Limitations & Future Work¶
- High-risk anchor pools must be pre-prepared and maintained; the cost of updating anchors for emerging attack types (e.g., multimodal, long-chain reasoning) is not quantified.
- Primarily validated at the 7B scale (Llama3.1-8B, Qwen2.5-7B, Gemma1.1-7B); whether 1 anchor remains sufficient as bottleneck dimension \(d\) grows in 70B+ or MoE models is unclear.
- If attackers can directly fine-tune the unembedding matrix \(w_t\) or induce the model to bypass the last layer via prompts, the geometric bottleneck assumption of SBR may fail.
- The interaction with continual learning or multi-task fine-tuning is not discussed: would anchors drift after long-term superposition of multiple benign tasks?
- The parameter \(\lambda=50\) is empirical; different models or tasks may require parameter searching.
Related Work & Insights¶
- vs. Lisa / EWC: Both constrain weight distance in parameter space. This paper proves high-dimensional redundancy makes this path inherently prone to failure. SBR avoids the null space by moving constraints to the unembedding input layer.
- vs. Vaccine / T-Vaccine: These monitor representation drift across entire layers, but the authors find drift and HS are decoupled. SBR is more precise by anchoring only the last layer and final token.

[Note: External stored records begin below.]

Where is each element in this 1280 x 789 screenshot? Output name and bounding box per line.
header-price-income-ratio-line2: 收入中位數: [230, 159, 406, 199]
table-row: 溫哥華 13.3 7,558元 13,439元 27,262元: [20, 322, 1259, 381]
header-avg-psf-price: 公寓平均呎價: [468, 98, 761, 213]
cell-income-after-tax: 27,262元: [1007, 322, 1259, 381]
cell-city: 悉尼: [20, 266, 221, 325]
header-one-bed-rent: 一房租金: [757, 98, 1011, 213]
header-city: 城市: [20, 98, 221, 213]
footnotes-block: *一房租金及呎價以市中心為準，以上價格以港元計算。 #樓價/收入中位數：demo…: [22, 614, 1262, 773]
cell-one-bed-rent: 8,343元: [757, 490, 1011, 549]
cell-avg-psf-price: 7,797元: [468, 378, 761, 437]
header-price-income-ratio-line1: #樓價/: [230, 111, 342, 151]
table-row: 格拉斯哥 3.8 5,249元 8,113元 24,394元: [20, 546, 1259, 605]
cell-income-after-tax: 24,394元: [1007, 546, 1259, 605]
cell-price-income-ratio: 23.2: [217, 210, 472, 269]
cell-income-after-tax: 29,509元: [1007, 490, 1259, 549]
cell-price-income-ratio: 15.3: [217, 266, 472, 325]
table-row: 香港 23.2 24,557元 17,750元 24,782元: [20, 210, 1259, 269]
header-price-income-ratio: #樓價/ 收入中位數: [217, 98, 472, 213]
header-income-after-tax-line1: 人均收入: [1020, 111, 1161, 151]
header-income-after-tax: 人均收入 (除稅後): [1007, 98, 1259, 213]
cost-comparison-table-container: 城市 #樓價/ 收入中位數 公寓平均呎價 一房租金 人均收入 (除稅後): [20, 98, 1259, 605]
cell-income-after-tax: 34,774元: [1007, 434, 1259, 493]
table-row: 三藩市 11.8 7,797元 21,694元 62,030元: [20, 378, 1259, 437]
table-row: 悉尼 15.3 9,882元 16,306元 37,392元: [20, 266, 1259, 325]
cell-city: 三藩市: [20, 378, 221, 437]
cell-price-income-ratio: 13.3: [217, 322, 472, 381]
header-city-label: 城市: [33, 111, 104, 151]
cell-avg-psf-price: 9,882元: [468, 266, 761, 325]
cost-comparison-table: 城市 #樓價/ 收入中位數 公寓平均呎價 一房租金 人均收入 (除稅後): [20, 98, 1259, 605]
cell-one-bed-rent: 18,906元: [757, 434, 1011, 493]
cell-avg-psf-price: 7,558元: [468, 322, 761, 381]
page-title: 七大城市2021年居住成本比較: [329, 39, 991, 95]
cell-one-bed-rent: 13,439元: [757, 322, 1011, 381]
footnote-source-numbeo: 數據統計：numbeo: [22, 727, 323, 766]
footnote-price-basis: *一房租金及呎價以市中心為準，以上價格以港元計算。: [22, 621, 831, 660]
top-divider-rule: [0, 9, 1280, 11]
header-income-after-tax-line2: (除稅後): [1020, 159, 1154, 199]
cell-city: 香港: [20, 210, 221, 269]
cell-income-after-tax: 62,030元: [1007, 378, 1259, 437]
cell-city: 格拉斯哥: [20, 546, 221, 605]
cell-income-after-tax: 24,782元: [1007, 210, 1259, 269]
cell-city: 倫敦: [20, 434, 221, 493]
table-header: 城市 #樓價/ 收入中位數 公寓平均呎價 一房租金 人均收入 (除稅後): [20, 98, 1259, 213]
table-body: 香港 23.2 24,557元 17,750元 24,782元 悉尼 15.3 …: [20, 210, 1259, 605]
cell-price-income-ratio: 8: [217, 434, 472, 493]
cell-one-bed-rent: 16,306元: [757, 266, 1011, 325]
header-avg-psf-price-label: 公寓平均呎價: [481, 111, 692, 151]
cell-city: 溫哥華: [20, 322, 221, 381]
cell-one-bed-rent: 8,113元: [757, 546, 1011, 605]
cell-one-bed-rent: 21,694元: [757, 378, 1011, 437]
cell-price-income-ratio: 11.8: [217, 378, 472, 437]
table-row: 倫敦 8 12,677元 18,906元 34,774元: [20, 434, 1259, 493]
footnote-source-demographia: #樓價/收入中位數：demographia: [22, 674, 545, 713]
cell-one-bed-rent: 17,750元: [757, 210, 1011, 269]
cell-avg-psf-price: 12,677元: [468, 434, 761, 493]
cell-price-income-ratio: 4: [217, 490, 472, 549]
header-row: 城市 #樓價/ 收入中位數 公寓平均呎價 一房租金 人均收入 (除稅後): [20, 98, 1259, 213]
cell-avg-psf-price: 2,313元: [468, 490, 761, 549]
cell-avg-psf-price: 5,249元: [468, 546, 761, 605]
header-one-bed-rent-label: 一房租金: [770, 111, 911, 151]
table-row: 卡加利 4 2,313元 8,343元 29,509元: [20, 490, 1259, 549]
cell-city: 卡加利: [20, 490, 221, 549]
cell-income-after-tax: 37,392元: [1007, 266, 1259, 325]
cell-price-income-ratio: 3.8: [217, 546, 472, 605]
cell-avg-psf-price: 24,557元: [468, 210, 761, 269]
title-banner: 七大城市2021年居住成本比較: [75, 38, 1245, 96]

- vs. Booster / Gradient-based: These attempt to mask harmful gradient directions, but this paper proves harmful directions are "ubiquitous" in parameter space, making sparse masking ineffective.
- vs. DeepAlign: Imposes constraints on output tokens, which can have side effects on short outputs (classification). SBR constrains hidden states and is insensitive to token length.

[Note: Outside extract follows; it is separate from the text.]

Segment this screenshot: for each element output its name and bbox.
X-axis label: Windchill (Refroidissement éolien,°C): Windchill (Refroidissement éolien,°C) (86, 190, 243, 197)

- Inspiration: All research involving internal representation constraints for alignment, unlearning, or watermarking can benefit from "identifying geometric bottlenecks"—placing constraints where redundancy is minimal yields stronger robustness with fewer anchors.
Rating¶
- Novelty: ⭐⭐⭐⭐⭐ Completely relocates HFT defense from "parameter space" to the unembedding bottleneck, proposing a new paradigm.
- Experimental Thoroughness: ⭐⭐⭐⭐⭐ Three stress tests + 4 tasks + 4 poisoning ratios + \(\lambda\) sensitivity + 3 base LLMs.
- Writing Quality: ⭐⭐⭐⭐⭐ The three-stage motivation in Section 3 is highly logical; the method is explained concisely, and diagrams are persuasive.
- Value: ⭐⭐⭐⭐⭐ 1 anchor is enough to resist attacks without utility loss, making it industry-friendly and compatible with existing pipelines.